[XML-SIG] CDATA sections still not handled

Ken MacLeod ken@bitsko.slc.ut.us
17 Jan 2001 17:32:09 -0600


Matt,

If I understand this thread correctly, it's the common "how do I pass
XML inside XML" question.

CDATA sections are not relevant to this question.  These two XML
fragments are equivalent for all practical purposes:

  <my-tag><[CDATA[Some <tags> &amp; &entities; inside XML]]></my-tag>

  <my-tag>Some &lt;tags> &amp;amp; &amp;entities; inside XML</my-tag>

In both cases your application will see:

  startElement()  with element name 'my-tag'
  characters()    with data "Some <tags> &amp; &entities; inside XML"
  endElement()    with element name 'my-tag'


That the data "is" XML is also not relevant to this question, it could
be any type of data that contains markup characters.

If you want to "do something with the XML" inside the XML, the easiest
way is to use another instance of a parser to parse the string as XML.

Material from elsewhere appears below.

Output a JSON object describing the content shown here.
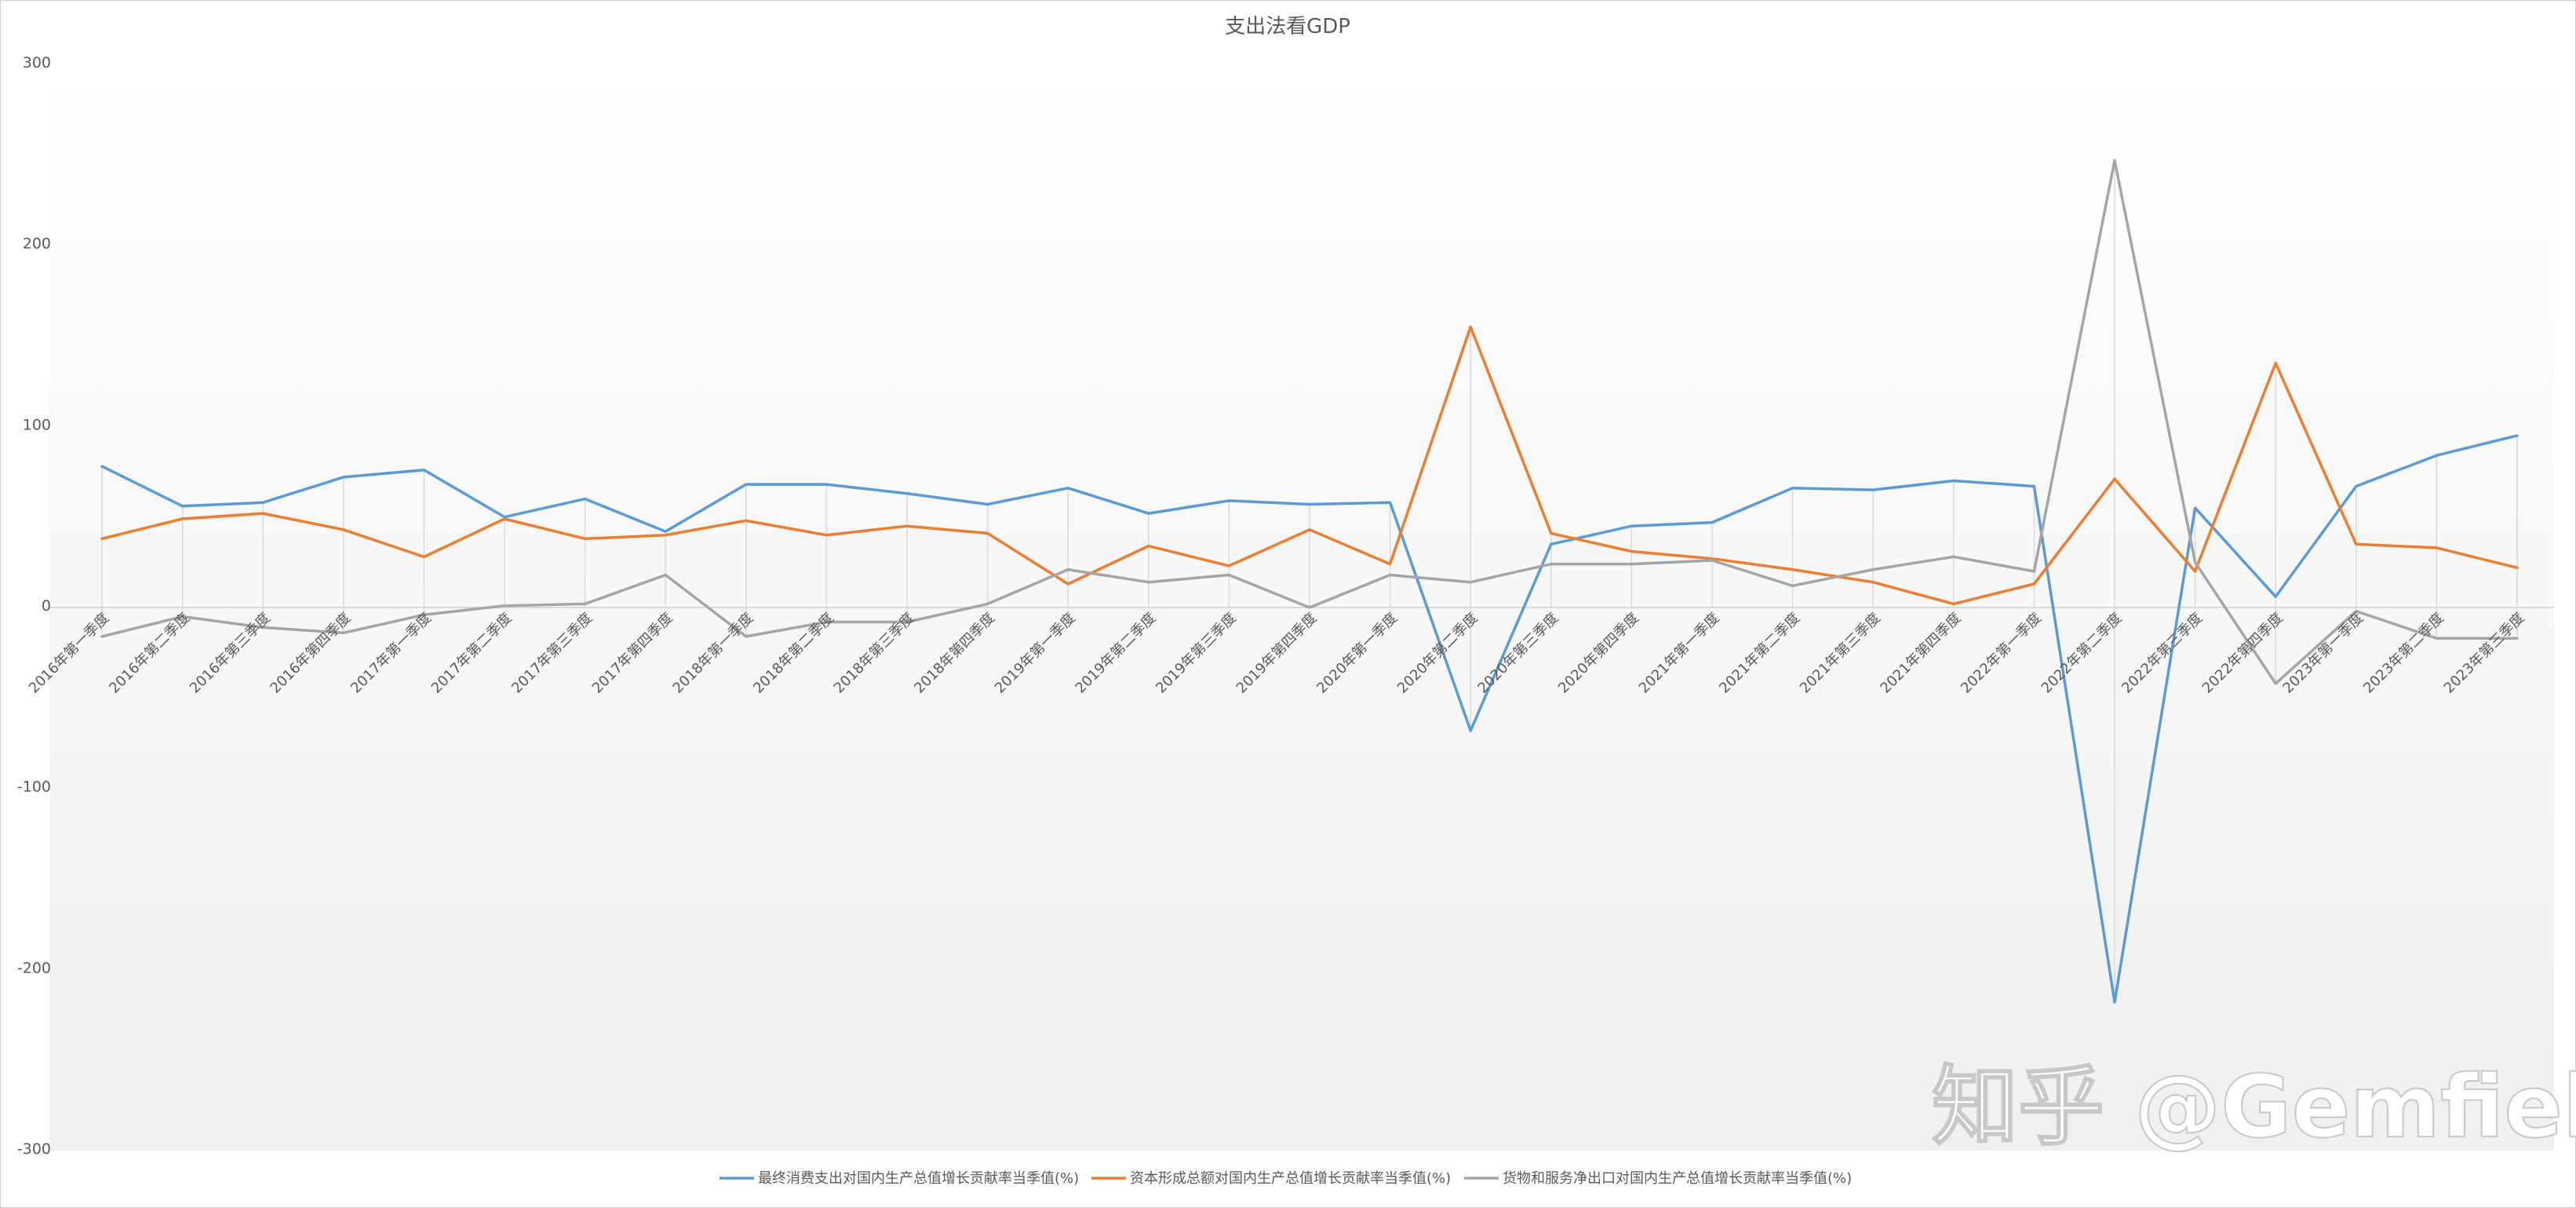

If you are interested in preserving the fact that the original file
used a CDATA section to escape the markup, instead of entities to
escape the markup, I believe SAX2 does provide that information, but
you need to evaluate whether or not that really does what you want.
Besides downplaying CDATA sections, a SAX parser is going to normalize
a lot of other characters from the original file before it passes it
to you, in such a way that you really can't reproduce the original
file.

Does that help?

  -- Ken